障がいの当事者、ハンセン病元患者、医師、弁護士らが国の隔離政策で人権が奪われたハンセン病と精神障がいの共通点を指摘した。席上、障がい者とハンセン病元患者、国民が手を取り、誤った国の精神保健施策を正すために闘うことを決議した。
 シンポジウムで八尋光秀弁護士は「ハンセン病患者の隔離、精神障がい者の隔離は人権、人生を奪ったという意味で同じだ。問題は患者を隔離することを正当化し、偏見と差別をしてきた法律と社会であり、私たちだ」と話した。
 北見赤十字病院精神科の伊藤哲寛医師は日本の精神病床の多さ、強制入院の多さなどは国際的に批判を浴びていることを報告した。北海道十勝で病床を半分に減らした実践例を挙げ「市民や家族の協力がないから地域移行が進まないというのは言い訳だ。病床を半分に減らしても誰も困らない」と指摘した。

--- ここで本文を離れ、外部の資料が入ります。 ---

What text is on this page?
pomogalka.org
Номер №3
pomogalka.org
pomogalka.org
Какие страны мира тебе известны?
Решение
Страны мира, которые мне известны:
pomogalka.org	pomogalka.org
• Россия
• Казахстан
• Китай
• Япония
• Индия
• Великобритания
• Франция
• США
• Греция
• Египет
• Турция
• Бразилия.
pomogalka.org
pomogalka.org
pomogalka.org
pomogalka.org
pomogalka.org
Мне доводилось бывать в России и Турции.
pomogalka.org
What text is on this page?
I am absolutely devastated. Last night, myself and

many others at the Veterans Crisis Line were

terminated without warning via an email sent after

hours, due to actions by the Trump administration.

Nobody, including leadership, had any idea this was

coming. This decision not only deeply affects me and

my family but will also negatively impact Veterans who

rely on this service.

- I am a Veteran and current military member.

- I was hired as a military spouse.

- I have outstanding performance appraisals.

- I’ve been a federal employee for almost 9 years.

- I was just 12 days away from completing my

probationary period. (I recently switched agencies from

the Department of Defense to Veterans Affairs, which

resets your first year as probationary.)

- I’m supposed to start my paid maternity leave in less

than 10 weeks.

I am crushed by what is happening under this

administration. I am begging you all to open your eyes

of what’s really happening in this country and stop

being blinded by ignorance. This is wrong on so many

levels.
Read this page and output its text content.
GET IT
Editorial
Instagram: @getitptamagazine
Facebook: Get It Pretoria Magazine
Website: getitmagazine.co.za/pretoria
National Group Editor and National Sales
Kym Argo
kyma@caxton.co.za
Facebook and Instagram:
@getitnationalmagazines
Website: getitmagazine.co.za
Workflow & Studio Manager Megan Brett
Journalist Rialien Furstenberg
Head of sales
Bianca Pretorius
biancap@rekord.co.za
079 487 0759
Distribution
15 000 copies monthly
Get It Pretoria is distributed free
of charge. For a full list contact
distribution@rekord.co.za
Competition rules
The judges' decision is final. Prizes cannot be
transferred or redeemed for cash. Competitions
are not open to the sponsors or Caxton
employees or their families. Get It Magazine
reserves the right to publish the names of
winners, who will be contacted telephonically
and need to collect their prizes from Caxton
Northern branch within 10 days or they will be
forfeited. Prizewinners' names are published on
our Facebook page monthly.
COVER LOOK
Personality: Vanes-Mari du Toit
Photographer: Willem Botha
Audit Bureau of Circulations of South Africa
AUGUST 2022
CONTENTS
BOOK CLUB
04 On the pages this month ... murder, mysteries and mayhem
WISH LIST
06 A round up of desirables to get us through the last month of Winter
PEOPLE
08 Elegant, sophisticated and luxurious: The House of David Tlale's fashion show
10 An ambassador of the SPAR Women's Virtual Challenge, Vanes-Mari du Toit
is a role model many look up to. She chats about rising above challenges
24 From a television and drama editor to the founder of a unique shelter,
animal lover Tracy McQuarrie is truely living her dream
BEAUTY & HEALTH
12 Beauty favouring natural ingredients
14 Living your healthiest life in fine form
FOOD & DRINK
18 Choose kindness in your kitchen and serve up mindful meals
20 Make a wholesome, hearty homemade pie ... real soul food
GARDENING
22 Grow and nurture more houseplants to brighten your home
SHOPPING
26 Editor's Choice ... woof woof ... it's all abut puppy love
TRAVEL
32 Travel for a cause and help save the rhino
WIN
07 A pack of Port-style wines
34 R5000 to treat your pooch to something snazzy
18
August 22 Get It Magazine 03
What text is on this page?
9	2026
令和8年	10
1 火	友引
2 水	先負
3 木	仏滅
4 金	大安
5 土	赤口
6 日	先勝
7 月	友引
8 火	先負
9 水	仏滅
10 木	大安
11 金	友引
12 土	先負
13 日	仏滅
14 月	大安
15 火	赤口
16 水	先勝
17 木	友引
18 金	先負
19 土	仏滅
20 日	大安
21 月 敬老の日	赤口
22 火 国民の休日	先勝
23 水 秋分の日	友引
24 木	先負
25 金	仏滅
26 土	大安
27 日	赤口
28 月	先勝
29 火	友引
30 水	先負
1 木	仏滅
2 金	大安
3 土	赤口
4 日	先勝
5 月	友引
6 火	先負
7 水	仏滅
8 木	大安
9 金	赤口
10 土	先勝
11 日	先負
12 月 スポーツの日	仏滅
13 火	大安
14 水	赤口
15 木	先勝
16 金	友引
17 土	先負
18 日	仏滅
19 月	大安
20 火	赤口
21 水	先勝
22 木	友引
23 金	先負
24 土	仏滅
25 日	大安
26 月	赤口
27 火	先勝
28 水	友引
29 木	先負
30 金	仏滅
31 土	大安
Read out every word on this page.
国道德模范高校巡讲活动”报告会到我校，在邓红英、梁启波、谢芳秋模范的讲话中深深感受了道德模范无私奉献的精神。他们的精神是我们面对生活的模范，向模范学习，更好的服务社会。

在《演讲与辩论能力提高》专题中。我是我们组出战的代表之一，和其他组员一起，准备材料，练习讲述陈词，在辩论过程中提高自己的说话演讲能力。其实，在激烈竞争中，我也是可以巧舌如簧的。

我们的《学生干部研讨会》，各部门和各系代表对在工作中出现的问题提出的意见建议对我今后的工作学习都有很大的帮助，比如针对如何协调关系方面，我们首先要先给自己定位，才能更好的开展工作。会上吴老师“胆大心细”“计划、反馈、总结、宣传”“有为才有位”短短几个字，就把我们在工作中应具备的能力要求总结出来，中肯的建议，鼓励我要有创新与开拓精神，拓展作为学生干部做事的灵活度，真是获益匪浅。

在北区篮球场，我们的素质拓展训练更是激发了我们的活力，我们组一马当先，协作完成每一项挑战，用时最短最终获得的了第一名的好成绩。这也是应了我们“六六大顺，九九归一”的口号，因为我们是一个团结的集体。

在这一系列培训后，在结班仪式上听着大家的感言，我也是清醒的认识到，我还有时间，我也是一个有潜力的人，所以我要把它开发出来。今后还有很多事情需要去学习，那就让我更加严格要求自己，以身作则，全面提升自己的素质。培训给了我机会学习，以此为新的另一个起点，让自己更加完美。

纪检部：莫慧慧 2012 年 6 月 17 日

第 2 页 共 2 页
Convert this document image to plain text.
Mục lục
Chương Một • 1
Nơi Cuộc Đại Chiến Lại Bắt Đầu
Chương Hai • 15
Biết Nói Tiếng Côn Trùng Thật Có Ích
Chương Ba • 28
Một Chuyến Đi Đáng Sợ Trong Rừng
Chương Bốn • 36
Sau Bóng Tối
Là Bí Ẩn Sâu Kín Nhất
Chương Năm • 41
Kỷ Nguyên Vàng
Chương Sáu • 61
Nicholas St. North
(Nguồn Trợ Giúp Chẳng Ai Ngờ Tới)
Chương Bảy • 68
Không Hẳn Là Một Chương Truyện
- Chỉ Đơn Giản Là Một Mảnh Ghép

 ハンセン病違憲国賠訴訟で沖縄愛楽園原告副団長を務めた金城幸子さんは「療養所から出て堂々胸を張って生きることが支援してくれた人へのお礼になる」と述べた。自立生活センター・イルカの長位鈴子代表、統合失調症ピアサポーターの新田宗哲さんも登壇し、当事者の立場から発言した。